Distributed execution¶
In the previous section, we created a simple macro-micro multiscale model with MUSCLE 3, and ran it as a single Python script. This section briefly explains how to go from there to a distributed simulation, possibly on multiple nodes.
Note that distributed simulations are not as easy to use as we would like them
to be yet. All the necessary pieces are in place however. Below, we explain how
they work. If you want to run the example below using a premade script, then you
can go to the docs/examples/
directory in the source code, and set up and
run the Python example like this:
docs/examples$ make python
docs/examples$ ./reaction_diffusion_python.sh
Below, we explain how it works and how to run it by hand.

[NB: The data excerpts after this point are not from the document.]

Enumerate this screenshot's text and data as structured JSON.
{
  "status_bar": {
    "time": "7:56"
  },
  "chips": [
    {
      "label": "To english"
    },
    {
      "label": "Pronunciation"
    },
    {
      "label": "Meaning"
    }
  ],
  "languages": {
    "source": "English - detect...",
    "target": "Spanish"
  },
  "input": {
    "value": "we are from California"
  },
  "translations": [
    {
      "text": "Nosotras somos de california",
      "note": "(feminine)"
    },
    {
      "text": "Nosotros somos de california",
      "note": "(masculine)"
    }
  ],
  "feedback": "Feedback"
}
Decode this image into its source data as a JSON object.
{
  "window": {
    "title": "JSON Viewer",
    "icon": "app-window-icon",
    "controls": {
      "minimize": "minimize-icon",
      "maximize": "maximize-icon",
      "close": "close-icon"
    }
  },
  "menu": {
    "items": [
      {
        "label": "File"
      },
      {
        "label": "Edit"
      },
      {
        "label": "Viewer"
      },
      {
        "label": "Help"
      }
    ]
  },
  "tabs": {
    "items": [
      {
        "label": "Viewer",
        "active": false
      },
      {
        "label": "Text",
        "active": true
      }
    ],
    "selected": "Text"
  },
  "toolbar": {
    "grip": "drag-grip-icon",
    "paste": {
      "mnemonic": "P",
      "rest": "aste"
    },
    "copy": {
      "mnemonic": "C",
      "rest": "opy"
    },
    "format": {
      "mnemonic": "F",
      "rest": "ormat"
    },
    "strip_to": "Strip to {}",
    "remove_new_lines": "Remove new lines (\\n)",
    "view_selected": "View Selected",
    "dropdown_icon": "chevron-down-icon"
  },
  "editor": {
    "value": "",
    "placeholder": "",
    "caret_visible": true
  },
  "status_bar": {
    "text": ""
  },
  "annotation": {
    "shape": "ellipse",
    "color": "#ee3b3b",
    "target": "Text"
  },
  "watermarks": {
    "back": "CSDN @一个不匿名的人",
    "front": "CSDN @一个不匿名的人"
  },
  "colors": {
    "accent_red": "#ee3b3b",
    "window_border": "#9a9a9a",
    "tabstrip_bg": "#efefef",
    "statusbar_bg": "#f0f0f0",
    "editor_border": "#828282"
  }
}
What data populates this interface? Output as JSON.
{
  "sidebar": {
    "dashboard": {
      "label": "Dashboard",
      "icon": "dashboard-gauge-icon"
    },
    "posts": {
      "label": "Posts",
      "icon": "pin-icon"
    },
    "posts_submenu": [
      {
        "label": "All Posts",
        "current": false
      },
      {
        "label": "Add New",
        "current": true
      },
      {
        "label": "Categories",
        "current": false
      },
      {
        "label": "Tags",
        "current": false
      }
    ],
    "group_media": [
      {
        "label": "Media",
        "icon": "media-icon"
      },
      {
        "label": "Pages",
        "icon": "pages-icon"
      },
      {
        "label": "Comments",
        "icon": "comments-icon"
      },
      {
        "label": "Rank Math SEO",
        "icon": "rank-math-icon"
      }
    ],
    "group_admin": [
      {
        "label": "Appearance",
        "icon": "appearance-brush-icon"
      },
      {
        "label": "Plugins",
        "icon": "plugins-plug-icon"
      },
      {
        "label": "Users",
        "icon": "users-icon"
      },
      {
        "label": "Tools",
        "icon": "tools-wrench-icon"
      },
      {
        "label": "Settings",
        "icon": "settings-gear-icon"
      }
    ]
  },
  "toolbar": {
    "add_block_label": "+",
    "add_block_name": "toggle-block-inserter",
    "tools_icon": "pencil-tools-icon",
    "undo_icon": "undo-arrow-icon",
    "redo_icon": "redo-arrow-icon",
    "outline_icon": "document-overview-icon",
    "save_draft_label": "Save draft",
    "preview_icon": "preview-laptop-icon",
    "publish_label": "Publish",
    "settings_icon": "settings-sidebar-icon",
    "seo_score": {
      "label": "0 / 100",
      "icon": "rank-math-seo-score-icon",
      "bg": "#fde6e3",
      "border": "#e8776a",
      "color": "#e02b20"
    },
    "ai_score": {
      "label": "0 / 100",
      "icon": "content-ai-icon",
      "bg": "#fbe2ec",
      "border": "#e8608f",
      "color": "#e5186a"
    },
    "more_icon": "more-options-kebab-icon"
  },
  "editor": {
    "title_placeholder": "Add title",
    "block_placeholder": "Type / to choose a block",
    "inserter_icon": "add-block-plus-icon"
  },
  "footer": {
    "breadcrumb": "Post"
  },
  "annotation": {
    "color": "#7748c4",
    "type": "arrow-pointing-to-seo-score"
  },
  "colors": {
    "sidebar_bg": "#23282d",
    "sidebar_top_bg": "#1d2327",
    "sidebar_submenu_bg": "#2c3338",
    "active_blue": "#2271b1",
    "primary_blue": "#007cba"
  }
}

Making separate instances¶
Previously, we started a simulation by starting a single Python script that contained all of the implementations and also the model configuration. For distributed running, we want to run the instances separately, so our script needs to be split up. Doing that is very simple: just copy the model function (and anything it depends on) to a new file, and add a main clause that runs it. For the reaction model of the previous example, that looks like this:
import numpy as np
from libmuscle import Grid, Instance, Message
from ymmsl import Operator
def reaction() -> None:
"""A simple exponential reaction model on a 1D grid.
"""
instance = Instance({
Operator.F_INIT: ['initial_state'], # list of float
Operator.O_F: ['final_state']}) # list of float
while instance.reuse_instance():
# F_INIT
t_max = instance.get_setting('t_max', 'float')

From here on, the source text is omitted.